HE SAYS “You're a poopyhead!”
YOU SAY “Wait until I tell your father.”
YOU SHOULD HAVE SAID “I'm really frustrated, too, but we're going to figure this out.”
We often deflect authority to our partner when we're feeling helpless. But surrendering it suggests to your child that you're not in control, and that's scary for a toddler. If you need a minute or two after your kid calls you a name, take it. It's better to pause than to say something that will only make your kid panic more. “Every child needs to know when he's having a tantrum that it's a safe space,” says Maureen Healy, author of Growing Happy Kids. “The most important thing is that he knows you love him no matter what and that you are there to help him.”

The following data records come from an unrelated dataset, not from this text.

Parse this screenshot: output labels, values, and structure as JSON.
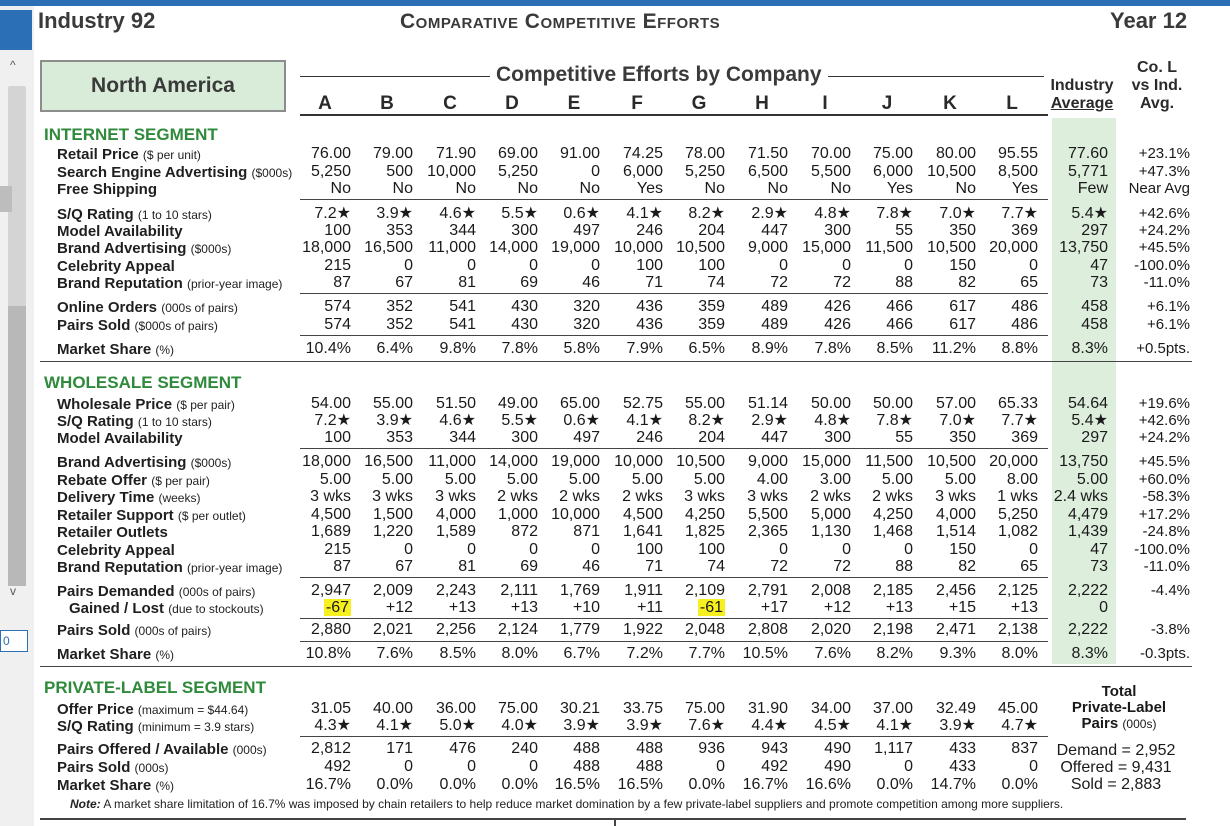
{
  "header": {
    "industry": "Industry 92",
    "title": "Comparative Competitive Efforts",
    "year": "Year 12"
  },
  "region": "North America",
  "efforts_title": "Competitive Efforts by Company",
  "companies": [
    "A",
    "B",
    "C",
    "D",
    "E",
    "F",
    "G",
    "H",
    "I",
    "J",
    "K",
    "L"
  ],
  "avg_header": [
    "Industry",
    "Average"
  ],
  "col_header": [
    "Co. L",
    "vs Ind.",
    "Avg."
  ],
  "scroll": {
    "up_arrow": "^",
    "down_arrow": "v",
    "input_value": "0"
  },
  "internet": {
    "title": "INTERNET SEGMENT",
    "rows": [
      {
        "label": "Retail Price",
        "sub": "($ per unit)",
        "vals": [
          "76.00",
          "79.00",
          "71.90",
          "69.00",
          "91.00",
          "74.25",
          "78.00",
          "71.50",
          "70.00",
          "75.00",
          "80.00",
          "95.55"
        ],
        "avg": "77.60",
        "cmp": "+23.1%"
      },
      {
        "label": "Search Engine Advertising",
        "sub": "($000s)",
        "vals": [
          "5,250",
          "500",
          "10,000",
          "5,250",
          "0",
          "6,000",
          "5,250",
          "6,500",
          "5,500",
          "6,000",
          "10,500",
          "8,500"
        ],
        "avg": "5,771",
        "cmp": "+47.3%"
      },
      {
        "label": "Free Shipping",
        "sub": "",
        "vals": [
          "No",
          "No",
          "No",
          "No",
          "No",
          "Yes",
          "No",
          "No",
          "No",
          "Yes",
          "No",
          "Yes"
        ],
        "avg": "Few",
        "cmp": "Near Avg"
      },
      {
        "label": "S/Q Rating",
        "sub": "(1 to 10 stars)",
        "vals": [
          "7.2★",
          "3.9★",
          "4.6★",
          "5.5★",
          "0.6★",
          "4.1★",
          "8.2★",
          "2.9★",
          "4.8★",
          "7.8★",
          "7.0★",
          "7.7★"
        ],
        "avg": "5.4★",
        "cmp": "+42.6%"
      },
      {
        "label": "Model Availability",
        "sub": "",
        "vals": [
          "100",
          "353",
          "344",
          "300",
          "497",
          "246",
          "204",
          "447",
          "300",
          "55",
          "350",
          "369"
        ],
        "avg": "297",
        "cmp": "+24.2%"
      },
      {
        "label": "Brand Advertising",
        "sub": "($000s)",
        "vals": [
          "18,000",
          "16,500",
          "11,000",
          "14,000",
          "19,000",
          "10,000",
          "10,500",
          "9,000",
          "15,000",
          "11,500",
          "10,500",
          "20,000"
        ],
        "avg": "13,750",
        "cmp": "+45.5%"
      },
      {
        "label": "Celebrity Appeal",
        "sub": "",
        "vals": [
          "215",
          "0",
          "0",
          "0",
          "0",
          "100",
          "100",
          "0",
          "0",
          "0",
          "150",
          "0"
        ],
        "avg": "47",
        "cmp": "-100.0%"
      },
      {
        "label": "Brand Reputation",
        "sub": "(prior-year image)",
        "vals": [
          "87",
          "67",
          "81",
          "69",
          "46",
          "71",
          "74",
          "72",
          "72",
          "88",
          "82",
          "65"
        ],
        "avg": "73",
        "cmp": "-11.0%"
      },
      {
        "label": "Online Orders",
        "sub": "(000s of pairs)",
        "vals": [
          "574",
          "352",
          "541",
          "430",
          "320",
          "436",
          "359",
          "489",
          "426",
          "466",
          "617",
          "486"
        ],
        "avg": "458",
        "cmp": "+6.1%"
      },
      {
        "label": "Pairs Sold",
        "sub": "($000s of pairs)",
        "vals": [
          "574",
          "352",
          "541",
          "430",
          "320",
          "436",
          "359",
          "489",
          "426",
          "466",
          "617",
          "486"
        ],
        "avg": "458",
        "cmp": "+6.1%"
      },
      {
        "label": "Market Share",
        "sub": "(%)",
        "vals": [
          "10.4%",
          "6.4%",
          "9.8%",
          "7.8%",
          "5.8%",
          "7.9%",
          "6.5%",
          "8.9%",
          "7.8%",
          "8.5%",
          "11.2%",
          "8.8%"
        ],
        "avg": "8.3%",
        "cmp": "+0.5pts."
      }
    ]
  },
  "wholesale": {
    "title": "WHOLESALE SEGMENT",
    "rows": [
      {
        "label": "Wholesale Price",
        "sub": "($ per pair)",
        "vals": [
          "54.00",
          "55.00",
          "51.50",
          "49.00",
          "65.00",
          "52.75",
          "55.00",
          "51.14",
          "50.00",
          "50.00",
          "57.00",
          "65.33"
        ],
        "avg": "54.64",
        "cmp": "+19.6%"
      },
      {
        "label": "S/Q Rating",
        "sub": "(1 to 10 stars)",
        "vals": [
          "7.2★",
          "3.9★",
          "4.6★",
          "5.5★",
          "0.6★",
          "4.1★",
          "8.2★",
          "2.9★",
          "4.8★",
          "7.8★",
          "7.0★",
          "7.7★"
        ],
        "avg": "5.4★",
        "cmp": "+42.6%"
      },
      {
        "label": "Model Availability",
        "sub": "",
        "vals": [
          "100",
          "353",
          "344",
          "300",
          "497",
          "246",
          "204",
          "447",
          "300",
          "55",
          "350",
          "369"
        ],
        "avg": "297",
        "cmp": "+24.2%"
      },
      {
        "label": "Brand Advertising",
        "sub": "($000s)",
        "vals": [
          "18,000",
          "16,500",
          "11,000",
          "14,000",
          "19,000",
          "10,000",
          "10,500",
          "9,000",
          "15,000",
          "11,500",
          "10,500",
          "20,000"
        ],
        "avg": "13,750",
        "cmp": "+45.5%"
      },
      {
        "label": "Rebate Offer",
        "sub": "($ per pair)",
        "vals": [
          "5.00",
          "5.00",
          "5.00",
          "5.00",
          "5.00",
          "5.00",
          "5.00",
          "4.00",
          "3.00",
          "5.00",
          "5.00",
          "8.00"
        ],
        "avg": "5.00",
        "cmp": "+60.0%"
      },
      {
        "label": "Delivery Time",
        "sub": "(weeks)",
        "vals": [
          "3 wks",
          "3 wks",
          "3 wks",
          "2 wks",
          "2 wks",
          "2 wks",
          "3 wks",
          "3 wks",
          "2 wks",
          "2 wks",
          "3 wks",
          "1 wks"
        ],
        "avg": "2.4 wks",
        "cmp": "-58.3%"
      },
      {
        "label": "Retailer Support",
        "sub": "($ per outlet)",
        "vals": [
          "4,500",
          "1,500",
          "4,000",
          "1,000",
          "10,000",
          "4,500",
          "4,250",
          "5,500",
          "5,000",
          "4,250",
          "4,000",
          "5,250"
        ],
        "avg": "4,479",
        "cmp": "+17.2%"
      },
      {
        "label": "Retailer Outlets",
        "sub": "",
        "vals": [
          "1,689",
          "1,220",
          "1,589",
          "872",
          "871",
          "1,641",
          "1,825",
          "2,365",
          "1,130",
          "1,468",
          "1,514",
          "1,082"
        ],
        "avg": "1,439",
        "cmp": "-24.8%"
      },
      {
        "label": "Celebrity Appeal",
        "sub": "",
        "vals": [
          "215",
          "0",
          "0",
          "0",
          "0",
          "100",
          "100",
          "0",
          "0",
          "0",
          "150",
          "0"
        ],
        "avg": "47",
        "cmp": "-100.0%"
      },
      {
        "label": "Brand Reputation",
        "sub": "(prior-year image)",
        "vals": [
          "87",
          "67",
          "81",
          "69",
          "46",
          "71",
          "74",
          "72",
          "72",
          "88",
          "82",
          "65"
        ],
        "avg": "73",
        "cmp": "-11.0%"
      },
      {
        "label": "Pairs Demanded",
        "sub": "(000s of pairs)",
        "vals": [
          "2,947",
          "2,009",
          "2,243",
          "2,111",
          "1,769",
          "1,911",
          "2,109",
          "2,791",
          "2,008",
          "2,185",
          "2,456",
          "2,125"
        ],
        "avg": "2,222",
        "cmp": "-4.4%"
      },
      {
        "label": "Gained / Lost",
        "sub": "(due to stockouts)",
        "vals": [
          "-67",
          "+12",
          "+13",
          "+13",
          "+10",
          "+11",
          "-61",
          "+17",
          "+12",
          "+13",
          "+15",
          "+13"
        ],
        "avg": "0",
        "cmp": ""
      },
      {
        "label": "Pairs Sold",
        "sub": "(000s of pairs)",
        "vals": [
          "2,880",
          "2,021",
          "2,256",
          "2,124",
          "1,779",
          "1,922",
          "2,048",
          "2,808",
          "2,020",
          "2,198",
          "2,471",
          "2,138"
        ],
        "avg": "2,222",
        "cmp": "-3.8%"
      },
      {
        "label": "Market Share",
        "sub": "(%)",
        "vals": [
          "10.8%",
          "7.6%",
          "8.5%",
          "8.0%",
          "6.7%",
          "7.2%",
          "7.7%",
          "10.5%",
          "7.6%",
          "8.2%",
          "9.3%",
          "8.0%"
        ],
        "avg": "8.3%",
        "cmp": "-0.3pts."
      }
    ]
  },
  "private": {
    "title": "PRIVATE-LABEL SEGMENT",
    "rows": [
      {
        "label": "Offer Price",
        "sub": "(maximum = $44.64)",
        "vals": [
          "31.05",
          "40.00",
          "36.00",
          "75.00",
          "30.21",
          "33.75",
          "75.00",
          "31.90",
          "34.00",
          "37.00",
          "32.49",
          "45.00"
        ]
      },
      {
        "label": "S/Q Rating",
        "sub": "(minimum = 3.9 stars)",
        "vals": [
          "4.3★",
          "4.1★",
          "5.0★",
          "4.0★",
          "3.9★",
          "3.9★",
          "7.6★",
          "4.4★",
          "4.5★",
          "4.1★",
          "3.9★",
          "4.7★"
        ]
      },
      {
        "label": "Pairs Offered / Available",
        "sub": "(000s)",
        "vals": [
          "2,812",
          "171",
          "476",
          "240",
          "488",
          "488",
          "936",
          "943",
          "490",
          "1,117",
          "433",
          "837"
        ]
      },
      {
        "label": "Pairs Sold",
        "sub": "(000s)",
        "vals": [
          "492",
          "0",
          "0",
          "0",
          "488",
          "488",
          "0",
          "492",
          "490",
          "0",
          "433",
          "0"
        ]
      },
      {
        "label": "Market Share",
        "sub": "(%)",
        "vals": [
          "16.7%",
          "0.0%",
          "0.0%",
          "0.0%",
          "16.5%",
          "16.5%",
          "0.0%",
          "16.7%",
          "16.6%",
          "0.0%",
          "14.7%",
          "0.0%"
        ]
      }
    ],
    "total_title": [
      "Total",
      "Private-Label",
      "Pairs"
    ],
    "total_sub": "(000s)",
    "totals": [
      "Demand = 2,952",
      "Offered = 9,431",
      "Sold = 2,883"
    ]
  },
  "note_label": "Note:",
  "note_text": " A market share limitation of 16.7% was imposed by chain retailers to help reduce market domination by a few private-label suppliers and promote competition among more suppliers."
}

If you do feel like you need backup, don't invoke almighty Dad in a menacing way. Instead, Dr. Gold suggests saying something like “We're having a tough time now, but maybe when Daddy gets home, we'll calm down and be able to think better about this.” This way, you're not creating an us-versus-you dynamic but using your spouse in a positive way as reinforcement.
SHE SAYS “No! No! No!”
YOU SAY “I'll do anything if you just…”
YOU SHOULD HAVE SAID Nothing.
No, really. Don't say a word. “There is a time for speaking, and there is a time for action,” says Griffin. If the tantrum has reached the point where you're willing to do anything, it's time to take the reins and get things under control. If that means picking up your child and her shoes and putting them on yourself, do it. If that means leaving your shopping cart in the middle of the dairy aisle, then sayonara, Go-Gurt. “In the moments when your child is most emotional and overwhelmed, you really should stop talking and start doing because she isn't capable of doing much for herself,” says Griffin.